George Rhee, Associate Director NASA Spacegrant Nevada and Physics and Astronomy Professor at University of Nevada Las Vegas and with childhood connections with Geneva Monthly Meeting, has shared a brief video exploring the parallels between responses to climate change and COVID-19, the roles we have in our local communities, and what it would take to transition away from fossil fuels. Rhee has also devised a calculator to assist in what energy transitions might look like.
A large coalition led by the Rainforest Action Network, and endorsed by Indigenous peoples, and environmental, human rights, and interfaith groups from around the world, have released a comprehensive report tracking the investments of banks in fossil fuels. The research contains data indicating JP Morgan Chase, closely followed by Wells Fargo and Citi, invest the most in fossil fuels. The report further presents different personal stories and different areas where banks specifically invest their fossil fuel money in, such as the Arctic or tar sands.

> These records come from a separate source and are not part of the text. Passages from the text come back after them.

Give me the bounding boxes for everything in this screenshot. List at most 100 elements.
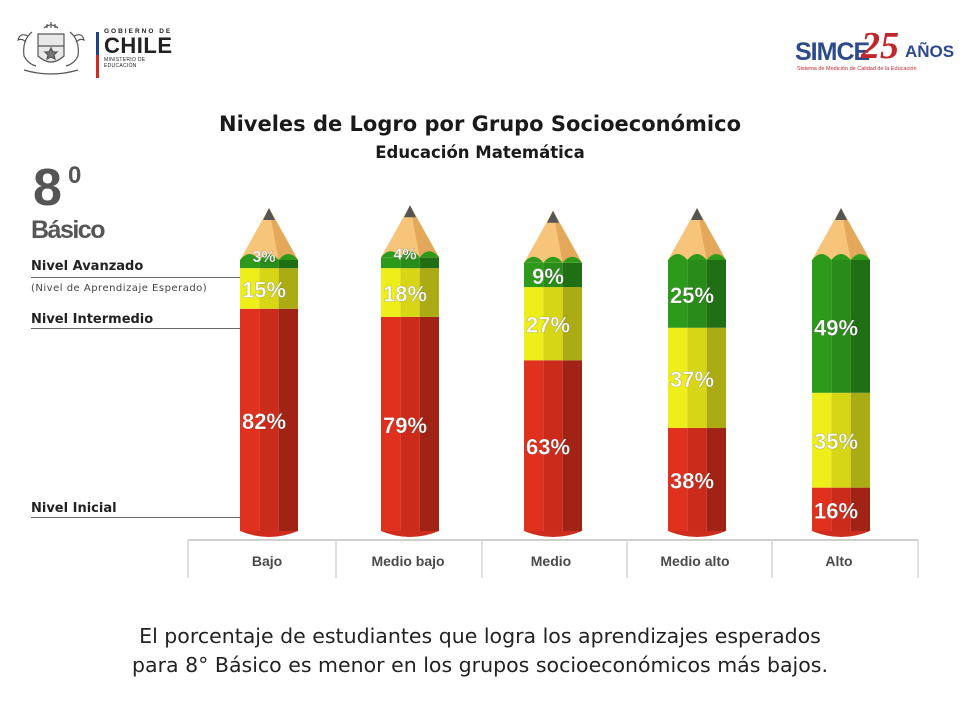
value-label-nivel-intermedio-0: 15% <box>242 277 286 302</box>
simce-anos: AÑOS <box>905 42 955 61</box>
value-label-nivel-avanzado-2: 9% <box>532 264 564 289</box>
bar-nivel-avanzado-medio-bajo-mid <box>400 257 420 269</box>
bar-nivel-avanzado-bajo-mid <box>259 260 279 269</box>
line-nivel-avanzado <box>31 277 241 278</box>
bar-nivel-avanzado-alto-right <box>850 260 870 393</box>
value-label-nivel-intermedio-3: 37% <box>670 367 714 392</box>
label-nivel-avanzado: Nivel Avanzado <box>31 259 144 274</box>
bar-nivel-intermedio-medio-mid <box>543 287 563 361</box>
pencil-graphite-0 <box>263 208 275 220</box>
value-label-nivel-inicial-3: 38% <box>670 469 714 494</box>
bar-nivel-avanzado-medio-right <box>562 262 582 288</box>
pencil-graphite-4 <box>835 208 847 220</box>
bar-nivel-inicial-bajo-mid <box>259 308 279 531</box>
bar-nivel-intermedio-medio <box>524 287 544 361</box>
bar-nivel-inicial-medio-right <box>562 360 582 531</box>
simce-25: 25 <box>861 25 899 67</box>
bar-nivel-avanzado-medio-alto-mid <box>687 260 707 328</box>
value-label-nivel-inicial-0: 82% <box>242 409 286 434</box>
pencil-bottom-0 <box>240 531 298 537</box>
pencil-wood-shade-1 <box>410 205 439 258</box>
bar-nivel-avanzado-alto-mid <box>831 260 851 393</box>
bar-nivel-intermedio-alto-right <box>850 392 870 488</box>
bar-nivel-inicial-medio-bajo-mid <box>400 316 420 531</box>
bar-nivel-inicial-medio-mid <box>543 360 563 531</box>
category-label-medio-alto: Medio alto <box>660 553 729 569</box>
bar-nivel-avanzado-medio-alto-right <box>706 260 726 328</box>
pencil-wood-shade-3 <box>697 208 726 260</box>
gobierno-line3: MINISTERIO DE EDUCACIÓN <box>104 57 146 69</box>
footer-text: El porcentaje de estudiantes que logra l… <box>0 622 960 680</box>
bar-nivel-inicial-medio-alto-mid <box>687 428 707 531</box>
bar-nivel-inicial-medio <box>524 360 544 531</box>
label-nivel-inicial: Nivel Inicial <box>31 501 117 516</box>
bar-nivel-avanzado-bajo <box>240 260 260 269</box>
bar-nivel-intermedio-bajo <box>240 268 260 309</box>
flag-red-stripe <box>96 55 99 78</box>
value-label-nivel-intermedio-4: 35% <box>814 429 858 454</box>
bar-nivel-inicial-alto <box>812 487 832 531</box>
footer-line-2: para 8° Básico es menor en los grupos so… <box>132 653 828 677</box>
category-label-bajo: Bajo <box>252 553 282 569</box>
pencil-bottom-2 <box>524 531 582 537</box>
bar-nivel-intermedio-medio-alto <box>668 327 688 429</box>
pencil-bottom-1 <box>381 531 439 537</box>
footer-line-1: El porcentaje de estudiantes que logra l… <box>139 624 821 648</box>
category-label-medio-bajo: Medio bajo <box>371 553 444 569</box>
simce-tagline: Sistema de Medición de Calidad de la Edu… <box>797 66 917 72</box>
flag-blue-stripe <box>96 32 99 55</box>
pencil-collar-1 <box>381 251 439 258</box>
value-label-nivel-avanzado-3: 25% <box>670 283 714 308</box>
line-nivel-inicial <box>31 517 241 518</box>
bar-nivel-intermedio-bajo-mid <box>259 268 279 309</box>
bar-nivel-intermedio-medio-bajo <box>381 268 401 317</box>
bar-nivel-intermedio-medio-bajo-mid <box>400 268 420 317</box>
bar-nivel-avanzado-medio-alto <box>668 260 688 328</box>
category-label-medio: Medio <box>531 553 571 569</box>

Friends Committee on National Legislation (FCNL) has joined an interfaith coalition to draft a set of principles regarding the possible implementation of carbon pricing. These principles, which aim to assist policy makers when drafting carbon pricing mechanisms, focus on stewardship, sustainability, dialogue, and justice and human dignity. More information about carbon pricing, and FCNL’s particular work on it, can be found here.
For the next session of the Human Rights Council, the United Nations High Commissioner for Human Rights has released a report on the rights of the child through a healthy environment. This report details the obligations of states and the responsibilities of states regarding the enjoyment of children’s rights and the environment. It includes climate change child activists, environmental health impacts of child labor, and best practices from international, regional, and national governments.
Friends World Committee for Consultation has created a Sustainability Resources list on their website, which includes reports from different meetings around the world, personal testimonies from Friends, and links to publications and podcasts from FWCC as well as other Quaker organizations such as QUNO and Quakers in Britain. FWCC also has an Instagram page where more information and narrative is shared.
As the Climate Change-heightened Australian bush fires continue, Australian Friends have received many expressions of concern from Friends around the world. Presiding Clerk Ann Zubrick has sent the attached letter on behalf of Australian Friends to Friends Everywhere, in response to these messages.
During the final days of 2019 Quaker Summer Gatherings in Aotearoa/New Zealand invited Lindsey Fielder Cook (QUNO, Representative for Human Impacts of Climate Change) to speak on the work QUNO does regarding international climate change negotiations. Edited by Gray Southon, the recordings can be viewed here, and include themes such as the faith component of QUNO’s work, background on the history and mechanisms of climate negotiations, and what quiet diplomacy means.
A Government Official’s Toolkit: inspiring urgent climate action, with 12 concise cases and 231 quotes referenced to over 100 published papers (now including the IPCC Special Reports on: Global Warming of 1.5C Climate Change and Land Ocean and Cryosphere in a Changing Climate) is now available online. This update is written to support government officials—at local, regional and national levels—who are concerned about the impact of climate change on their citizens, their country, and the planet. It offers a range of concise cases to help you engage with different concerns, and integrate scientific, rights-based, and Indigenous knowledge and approaches throughout the Toolkit.
This toolkit serves to empower citizens to give and send to their government officials to inform and encourage calls for stronger climate action.
The International Labour Organization has released a specific policy brief regarding the needs to consult and include persons with disabilities in climate change adaptation and mitigation, specifically regarding transitions to a new and green economy. Persons with disabilities often experience multiple negative impacts from climate change, especially when their lived experiences intersect with other disproportionately climate change-vulnerable characteristics such as gender, indigeneity, socio-economic status, and race. The brief includes a convenient overview of existing frameworks to guide action. The policy brief emphasizes the important of inclusive participation, skill-development support as economies transition, and leverage the often untapped potential of persons with disabilities in imagining and implementing green and just economies.